Le goût des jeunes filles/
Dany Laferrière/Académie française
Nous sommes à Haïti, à Port au Prince la capitale, en 1968, trois ans avant la mort du dictateur François Duvallier. Un jeune adolescent, narrateur partiel du récit, regarde par la fenêtre de la maison familiale les jeunes filles de la maison d'en face, rieuses, oisives, occasionnellement prostituées. C'est la maison de Miki, une maison toujours pleine de cris, de rires et de filles. À la suite d'un incident, il fuit et se réfugie chez les jeunes filles où il va découvrir l'amour et l'esprit de révolte.

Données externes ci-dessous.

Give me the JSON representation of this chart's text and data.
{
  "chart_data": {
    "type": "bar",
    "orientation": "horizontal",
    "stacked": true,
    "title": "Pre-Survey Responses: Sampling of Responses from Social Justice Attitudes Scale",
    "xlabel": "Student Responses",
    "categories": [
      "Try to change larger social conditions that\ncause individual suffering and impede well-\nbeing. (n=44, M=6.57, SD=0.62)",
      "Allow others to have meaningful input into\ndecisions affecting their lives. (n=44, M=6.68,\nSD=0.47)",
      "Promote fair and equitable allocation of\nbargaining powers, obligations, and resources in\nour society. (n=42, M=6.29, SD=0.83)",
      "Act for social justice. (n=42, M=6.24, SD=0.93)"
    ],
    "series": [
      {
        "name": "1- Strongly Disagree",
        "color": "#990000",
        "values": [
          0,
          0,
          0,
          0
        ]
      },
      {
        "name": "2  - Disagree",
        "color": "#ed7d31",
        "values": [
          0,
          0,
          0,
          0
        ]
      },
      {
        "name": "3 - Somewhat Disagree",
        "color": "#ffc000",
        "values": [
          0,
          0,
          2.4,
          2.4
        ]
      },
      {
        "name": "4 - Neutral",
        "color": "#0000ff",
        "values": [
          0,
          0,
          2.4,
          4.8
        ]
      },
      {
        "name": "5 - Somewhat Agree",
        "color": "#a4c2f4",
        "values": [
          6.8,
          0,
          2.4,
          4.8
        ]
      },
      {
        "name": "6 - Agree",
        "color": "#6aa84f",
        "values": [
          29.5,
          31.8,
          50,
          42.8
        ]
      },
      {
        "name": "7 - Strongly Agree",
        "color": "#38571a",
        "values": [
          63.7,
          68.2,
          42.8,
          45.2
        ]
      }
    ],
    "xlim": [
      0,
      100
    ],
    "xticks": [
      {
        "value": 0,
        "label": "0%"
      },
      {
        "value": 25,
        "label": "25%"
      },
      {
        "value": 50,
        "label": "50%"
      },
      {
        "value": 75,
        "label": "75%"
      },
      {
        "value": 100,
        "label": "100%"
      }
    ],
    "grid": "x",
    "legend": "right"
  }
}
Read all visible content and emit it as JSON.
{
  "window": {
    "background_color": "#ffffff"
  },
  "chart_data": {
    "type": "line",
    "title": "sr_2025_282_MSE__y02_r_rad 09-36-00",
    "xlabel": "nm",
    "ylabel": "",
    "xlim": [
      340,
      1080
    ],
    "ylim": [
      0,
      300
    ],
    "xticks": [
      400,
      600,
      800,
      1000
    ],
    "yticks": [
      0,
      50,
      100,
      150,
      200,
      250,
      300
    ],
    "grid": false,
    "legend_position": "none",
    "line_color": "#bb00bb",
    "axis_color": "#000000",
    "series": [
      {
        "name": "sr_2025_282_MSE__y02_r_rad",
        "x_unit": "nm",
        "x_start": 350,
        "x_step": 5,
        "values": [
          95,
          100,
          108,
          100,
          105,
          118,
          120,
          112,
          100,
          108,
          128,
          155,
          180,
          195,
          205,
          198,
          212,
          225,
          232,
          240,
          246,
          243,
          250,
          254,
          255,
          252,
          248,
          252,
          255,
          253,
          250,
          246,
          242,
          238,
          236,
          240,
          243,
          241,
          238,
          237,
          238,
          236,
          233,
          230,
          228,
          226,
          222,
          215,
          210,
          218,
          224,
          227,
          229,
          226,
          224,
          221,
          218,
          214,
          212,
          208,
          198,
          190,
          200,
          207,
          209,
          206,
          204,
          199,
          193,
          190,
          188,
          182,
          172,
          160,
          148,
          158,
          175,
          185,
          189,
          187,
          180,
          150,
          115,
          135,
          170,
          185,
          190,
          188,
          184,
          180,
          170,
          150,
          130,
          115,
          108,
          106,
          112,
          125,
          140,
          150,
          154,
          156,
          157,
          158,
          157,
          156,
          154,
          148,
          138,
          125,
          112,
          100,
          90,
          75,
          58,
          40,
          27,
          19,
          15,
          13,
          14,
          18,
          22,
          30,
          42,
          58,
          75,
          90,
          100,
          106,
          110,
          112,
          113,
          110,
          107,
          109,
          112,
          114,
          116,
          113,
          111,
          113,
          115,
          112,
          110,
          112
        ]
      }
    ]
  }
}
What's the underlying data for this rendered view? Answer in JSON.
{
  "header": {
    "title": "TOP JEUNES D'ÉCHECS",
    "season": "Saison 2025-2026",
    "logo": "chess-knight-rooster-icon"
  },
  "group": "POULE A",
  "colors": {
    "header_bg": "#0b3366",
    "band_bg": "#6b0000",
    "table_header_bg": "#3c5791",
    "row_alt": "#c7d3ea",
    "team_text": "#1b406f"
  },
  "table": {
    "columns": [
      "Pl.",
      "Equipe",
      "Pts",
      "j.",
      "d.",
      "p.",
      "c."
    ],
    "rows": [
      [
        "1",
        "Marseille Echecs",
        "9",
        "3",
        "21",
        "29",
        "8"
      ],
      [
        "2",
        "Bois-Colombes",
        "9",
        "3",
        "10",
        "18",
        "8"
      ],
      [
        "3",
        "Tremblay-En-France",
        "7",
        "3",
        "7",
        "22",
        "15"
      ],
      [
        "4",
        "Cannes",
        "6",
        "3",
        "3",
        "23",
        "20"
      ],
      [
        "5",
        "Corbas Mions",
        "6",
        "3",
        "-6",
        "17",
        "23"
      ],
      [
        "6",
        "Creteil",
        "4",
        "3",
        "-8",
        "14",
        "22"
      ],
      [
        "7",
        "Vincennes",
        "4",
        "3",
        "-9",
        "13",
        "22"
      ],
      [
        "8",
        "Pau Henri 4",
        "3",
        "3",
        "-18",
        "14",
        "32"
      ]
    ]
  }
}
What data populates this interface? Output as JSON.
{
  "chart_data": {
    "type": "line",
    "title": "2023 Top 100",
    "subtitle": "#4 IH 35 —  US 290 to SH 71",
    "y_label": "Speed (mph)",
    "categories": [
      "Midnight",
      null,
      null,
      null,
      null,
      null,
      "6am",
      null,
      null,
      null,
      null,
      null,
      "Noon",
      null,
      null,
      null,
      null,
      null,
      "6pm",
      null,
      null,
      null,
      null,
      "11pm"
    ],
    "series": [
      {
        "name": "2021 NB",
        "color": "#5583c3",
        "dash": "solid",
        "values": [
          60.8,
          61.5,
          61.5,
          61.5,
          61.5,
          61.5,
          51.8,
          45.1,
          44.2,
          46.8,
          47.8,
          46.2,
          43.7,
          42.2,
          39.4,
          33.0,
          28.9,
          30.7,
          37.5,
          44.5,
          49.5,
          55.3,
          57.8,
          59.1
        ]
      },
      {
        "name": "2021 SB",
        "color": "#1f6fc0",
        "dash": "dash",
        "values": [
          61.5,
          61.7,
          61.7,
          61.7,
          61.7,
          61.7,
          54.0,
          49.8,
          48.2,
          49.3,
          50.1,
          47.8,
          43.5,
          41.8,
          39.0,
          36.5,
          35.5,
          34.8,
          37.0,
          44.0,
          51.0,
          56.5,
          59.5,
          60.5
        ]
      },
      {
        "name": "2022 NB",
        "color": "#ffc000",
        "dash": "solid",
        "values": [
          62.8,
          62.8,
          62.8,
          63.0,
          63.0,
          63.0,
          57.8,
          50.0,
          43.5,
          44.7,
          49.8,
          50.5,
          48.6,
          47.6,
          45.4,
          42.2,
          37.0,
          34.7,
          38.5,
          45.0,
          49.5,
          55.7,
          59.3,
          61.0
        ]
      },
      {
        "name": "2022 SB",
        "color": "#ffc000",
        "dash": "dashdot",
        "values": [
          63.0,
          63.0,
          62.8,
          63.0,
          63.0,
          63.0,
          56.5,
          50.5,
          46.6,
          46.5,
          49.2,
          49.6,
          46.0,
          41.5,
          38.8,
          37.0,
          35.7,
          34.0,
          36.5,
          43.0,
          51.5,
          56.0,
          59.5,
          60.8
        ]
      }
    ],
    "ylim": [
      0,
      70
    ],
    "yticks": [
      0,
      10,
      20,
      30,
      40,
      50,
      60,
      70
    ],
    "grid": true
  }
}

Cette chronique haïtienne est par certains côtés assez intéressante : l'exotisme, la misère dans la bonne humeur, les heures chaudes et épicées, sensuelles et drôles font passer un moment agréable au lecteur, que ce soir dans la narration de Fanfan ou le journal de Marie-Michèle. le sextuor féminin avec une Choupette vulgaire et son vieil amant, Pasqualine la beauté suprême domptant un superbe mâle et s'étirant telle une chatte persane, Miki entretenue par un ministre, Marie –Michèle l'intellectuelle snob, Marie-Flore et ses fesses inoubliables et Marie-Erna et son air méprisant, fait tourner la tête aux hommes. de bars en boîtes de nuit, de plage en chambres intimes, un vent de liberté et de révolte souffle sur la ville. La vie dans cet univers est dangereux : les tontons macoutes veillent tels des requins guettant leur proie. Cet appétit de vivre à la recherche de tous les plaisirs en manière d'exutoire face aux dangers nourrit les chapitres de cette chronique dont il faut bien dire que parfois elle sombre dans l'ennui avec des dialogues insipides et laborieux. Et in fine un sentiment de tristesse émane de cette débauche de corps à corps comme s'il fallait conjurer un mauvais sort. En vérité, le plus intéressant est le journal de Marie-Michèle qui relate les conditions de vie dans un pays insulaire dominé par une classe favorisée très minoritaire, celle de Pétionville, un pays où le système est simple et répressif, basé sur trois choses fondamentales : la richesse familiale, l'exploitation du peuple et la corruption de la classe politique au pouvoir. Un pays où la vie est une loterie où l'on gagne ou bien l'on perd chaque jour. C'est un sauve qui peut quotidien et ce qui guette cette foule qui se bouscule dès le lever du jour, c'est la faim, la maladie ou une balle perdue.
Un roman un peu décevant quoique instructif de façon passagère.